PBP generates standard Intel .HEX files that work with pretty much any decent PIC programmer out there.

As for the pickit 2 I see two available, a starter kit and Debug Express debugger which of those should I be looking at?
The Debug Express version comes with a 44-pin surface mount 16F887 on a demo board that allows in-circuit debug. The starter kit comes with a DIP socket allowing 8/14/20-pin mid-range PICs to be used on the demo board.

If you're just getting started, the starter kit is probably your best option. Note: You will still want to grab a good PIC programmer like an MeLabs U2 for programming in-circuit, and the 840Z ZIF adapter which lets you program PICs from 8 to 40-pin packages.

I've had to re-flash my PICkit2 twice since I started using it. It uses a USB boot-loader, and is relatively easy to corrupt, so you'll want a device programmer to re-flash the PICkit2. Just in case. Once you corrupt the boot-loader on a PICkit2, it's worthless until you can re-program it.

Concerning the Leap form Basic Stamp to PIC I don't see much difference so I figure I'm missing something. If I use PBP and a PIC what's so different from the Stamp? The biggest differences I see are: no on-board voltage regulator, no direct RS232 com.
The BIG differences are speed of code execution, tons of built-in hardware peripherals like A/D, hardware PWM, comparators, hardware USART, timers, counters, etc. PICs have these built-in, a Stamp doesn't.

The Stamp compiler creates tokens, then downloads your tokenized code to an external EEPROM. This really slows things down. PBP creates a .HEX file, which is programmed directly into the PIC. This speeds things up. A PIC running at only 4MHz can execute 4 million single-cycle instructions per second. There's a BIG difference.

PicBasic Pro syntax is similar to the BS2. PBC is similar to the older BS1 syntax. I recommend you get PBP from the start.
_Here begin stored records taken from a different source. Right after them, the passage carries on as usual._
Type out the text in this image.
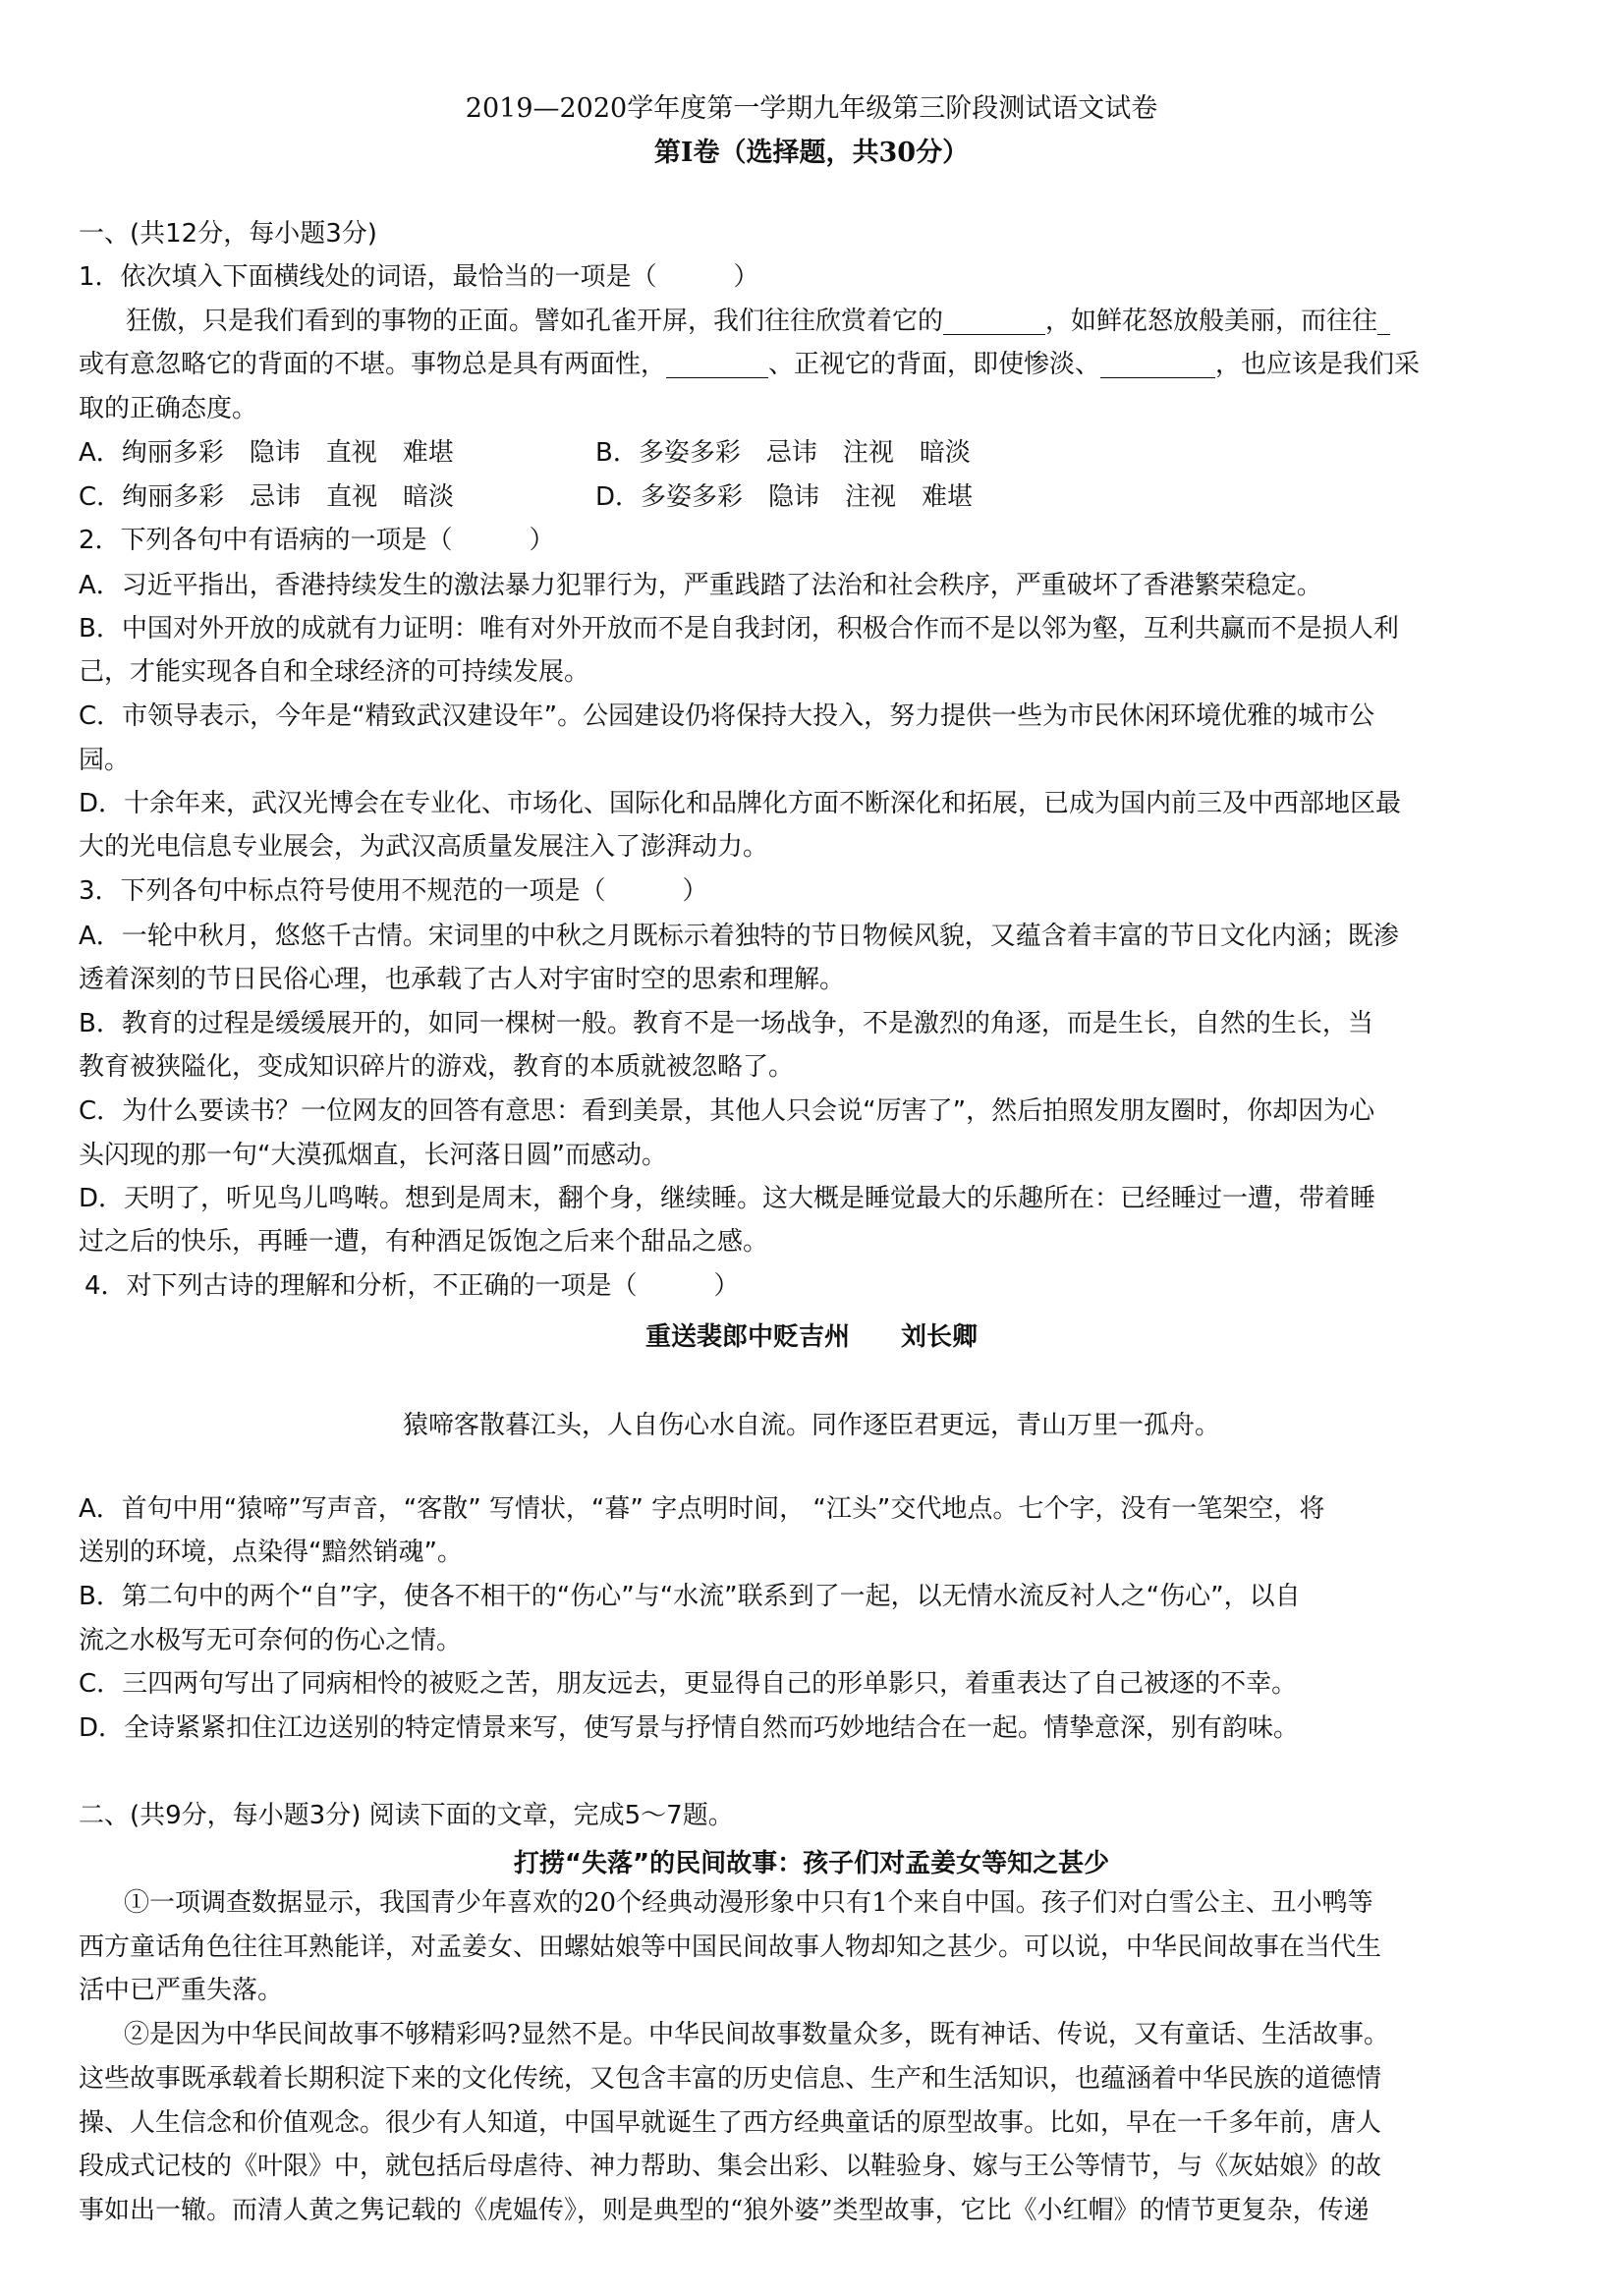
2019—2020学年度第一学期九年级第三阶段测试语文试卷
第Ⅰ卷（选择题，共30分）
一、(共12分，每小题3分)
1．依次填入下面横线处的词语，最恰当的一项是（　　　）
狂傲，只是我们看到的事物的正面。譬如孔雀开屏，我们往往欣赏着它的________，如鲜花怒放般美丽，而往往_
或有意忽略它的背面的不堪。事物总是具有两面性，________、正视它的背面，即使惨淡、_________，也应该是我们采
取的正确态度。
A．绚丽多彩　隐讳　直视　难堪	B．多姿多彩　忌讳　注视　暗淡
C．绚丽多彩　忌讳　直视　暗淡	D．多姿多彩　隐讳　注视　难堪
2．下列各句中有语病的一项是（　　　）
A．习近平指出，香港持续发生的激法暴力犯罪行为，严重践踏了法治和社会秩序，严重破坏了香港繁荣稳定。
B．中国对外开放的成就有力证明：唯有对外开放而不是自我封闭，积极合作而不是以邻为壑，互利共赢而不是损人利
己，才能实现各自和全球经济的可持续发展。
C．市领导表示，今年是“精致武汉建设年”。公园建设仍将保持大投入，努力提供一些为市民休闲环境优雅的城市公
园。
D．十余年来，武汉光博会在专业化、市场化、国际化和品牌化方面不断深化和拓展，已成为国内前三及中西部地区最
大的光电信息专业展会，为武汉高质量发展注入了澎湃动力。
3．下列各句中标点符号使用不规范的一项是（　　　）
A．一轮中秋月，悠悠千古情。宋词里的中秋之月既标示着独特的节日物候风貌，又蕴含着丰富的节日文化内涵；既渗
透着深刻的节日民俗心理，也承载了古人对宇宙时空的思索和理解。
B．教育的过程是缓缓展开的，如同一棵树一般。教育不是一场战争，不是激烈的角逐，而是生长，自然的生长，当
教育被狭隘化，变成知识碎片的游戏，教育的本质就被忽略了。
C．为什么要读书？一位网友的回答有意思：看到美景，其他人只会说“厉害了”，然后拍照发朋友圈时，你却因为心
头闪现的那一句“大漠孤烟直，长河落日圆”而感动。
D．天明了，听见鸟儿鸣啭。想到是周末，翻个身，继续睡。这大概是睡觉最大的乐趣所在：已经睡过一遭，带着睡
过之后的快乐，再睡一遭，有种酒足饭饱之后来个甜品之感。
4．对下列古诗的理解和分析，不正确的一项是（　　　）
重送裴郎中贬吉州　　刘长卿
猿啼客散暮江头，人自伤心水自流。同作逐臣君更远，青山万里一孤舟。
A．首句中用“猿啼”写声音，“客散” 写情状，“暮” 字点明时间， “江头”交代地点。七个字，没有一笔架空，将
送别的环境，点染得“黯然销魂”。
B．第二句中的两个“自”字，使各不相干的“伤心”与“水流”联系到了一起，以无情水流反衬人之“伤心”，以自
流之水极写无可奈何的伤心之情。
C．三四两句写出了同病相怜的被贬之苦，朋友远去，更显得自己的形单影只，着重表达了自己被逐的不幸。
D．全诗紧紧扣住江边送别的特定情景来写，使写景与抒情自然而巧妙地结合在一起。情挚意深，别有韵味。
二、(共9分，每小题3分) 阅读下面的文章，完成5～7题。
打捞“失落”的民间故事：孩子们对孟姜女等知之甚少
①一项调查数据显示，我国青少年喜欢的20个经典动漫形象中只有1个来自中国。孩子们对白雪公主、丑小鸭等
西方童话角色往往耳熟能详，对孟姜女、田螺姑娘等中国民间故事人物却知之甚少。可以说，中华民间故事在当代生
活中已严重失落。
②是因为中华民间故事不够精彩吗?显然不是。中华民间故事数量众多，既有神话、传说，又有童话、生活故事。
这些故事既承载着长期积淀下来的文化传统，又包含丰富的历史信息、生产和生活知识，也蕴涵着中华民族的道德情
操、人生信念和价值观念。很少有人知道，中国早就诞生了西方经典童话的原型故事。比如，早在一千多年前，唐人
段成式记枝的《叶限》中，就包括后母虐待、神力帮助、集会出彩、以鞋验身、嫁与王公等情节，与《灰姑娘》的故
事如出一辙。而清人黄之隽记载的《虎媪传》，则是典型的“狼外婆”类型故事，它比《小红帽》的情节更复杂，传递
Doesn't a programmer and debugger do what the RS232 did on the stamp?
Most PIC programmers do nothing but program your code into the PIC. The PICkit2 offers a few extra bells & whistles for serial communications, in-circuit debug, etc, but you'll still want to have a good device programmer handy that can do in-circuit programming and has a ZIF (zero insertion force) socket.

The MeLabs U2 USB programmer is excellent. They normally have support for new PICs ready & tested before you can even get engineering samples from Microchip.